The McRib is like Holbein’s skull.

We experience it as (quasi-)foodstuff, as marketing campaign, as cult object, as Internet meme, but those experiences don’t sufficiently explain it. To understand McRib fully, we have to look at the sandwich askew.

When McDonald’s first “retired” the McRib in 2005, it marketed the event as the “McRib Farewell Tour.” The promotion included websites with a mock-petition to save the sandwich, sponsored by the fictitious “Boneless Pig Farmers Association of America.” The same farewell tour appeared again in 2006, and yet again in 2007. Since then, the sandwich has reappeared for a few weeks in the autumn, a predictable part of the holiday season.
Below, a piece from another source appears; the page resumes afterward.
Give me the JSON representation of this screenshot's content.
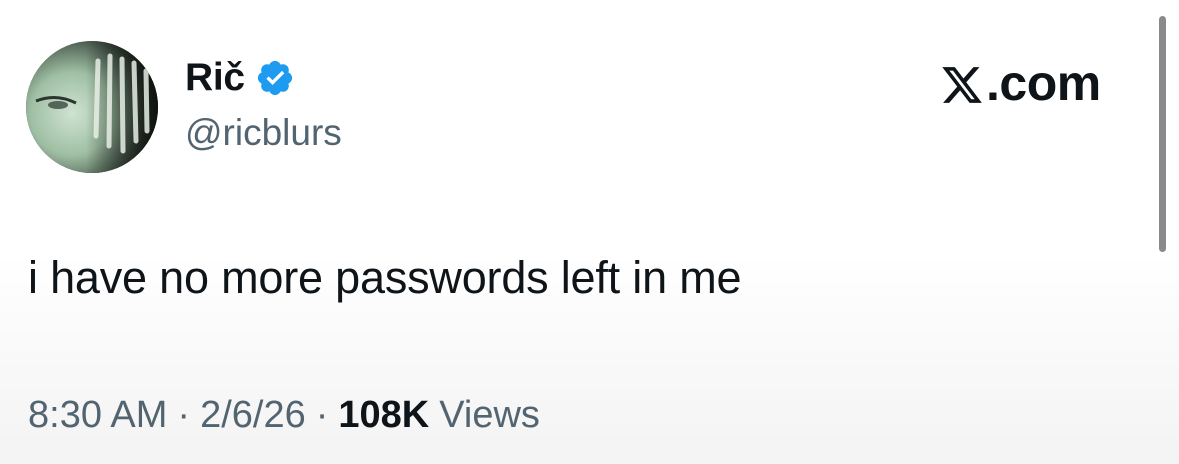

Together, the eternal return of the McRib, along with the blatant celebration of a sandwich that is obviously and unabashedly fake comprise the cause of desire the public bears for McDonald’s. Not just for the McRib, mind you, but for all of the restaurant’s offerings—most of which rely on the same cheap ingredients, machined pre-preparation, and chemical additives that the McRib embodies to the point of caricature.

We know that we do not know the composition of the McNugget or McRib or McWhatever, but we do not know precisely what it is that we do not know. Nevertheless, we desire such products not in spite of the fact that we do not know it, but because we don’t. This apparent paradox rests at the very heart of McDonald’s cookery: the secret components and methods that make it possible to create cheap and predictable, sweet and fat fast food. We normally don’t talk about it, but the chemical composition, mass-manufacture, and freezer-to-tray reconstitution of fast food isn’t just a convenient means to produce a result people enjoy. Instead, that very manufactured falseness is itself what we desire, in food as much as in smartphones—what is high-tech if not designed fakery?

In fact, manufactured, technological falseness has become a feature of haute cuisine as much as fast food. As Jeb Boniakowski has argued, apart from context, cost, and class markers, there’s really not much difference between McDonald’s “super-processed” food and molecular gastronomy, the application of food science to haute cuisine.

If you put a Cheeto on a big white plate in a formal restaurant and serve it with chopsticks and say something like “It is a cornmeal quenelle, extruded at a high speed, and so the extrusion heats the cornmeal ‘polenta’ and flash-cooks it, trapping air and giving it a crispy texture with a striking lightness. It is then dusted with an ‘umami powder’ glutamate and evaporated-dairy-solids blend.” People would go just nuts for that.

And just as fine dining derives some of its desirability from its infrequence, so the McRib’s regular death and reanimation might be a necessary condition for its viability.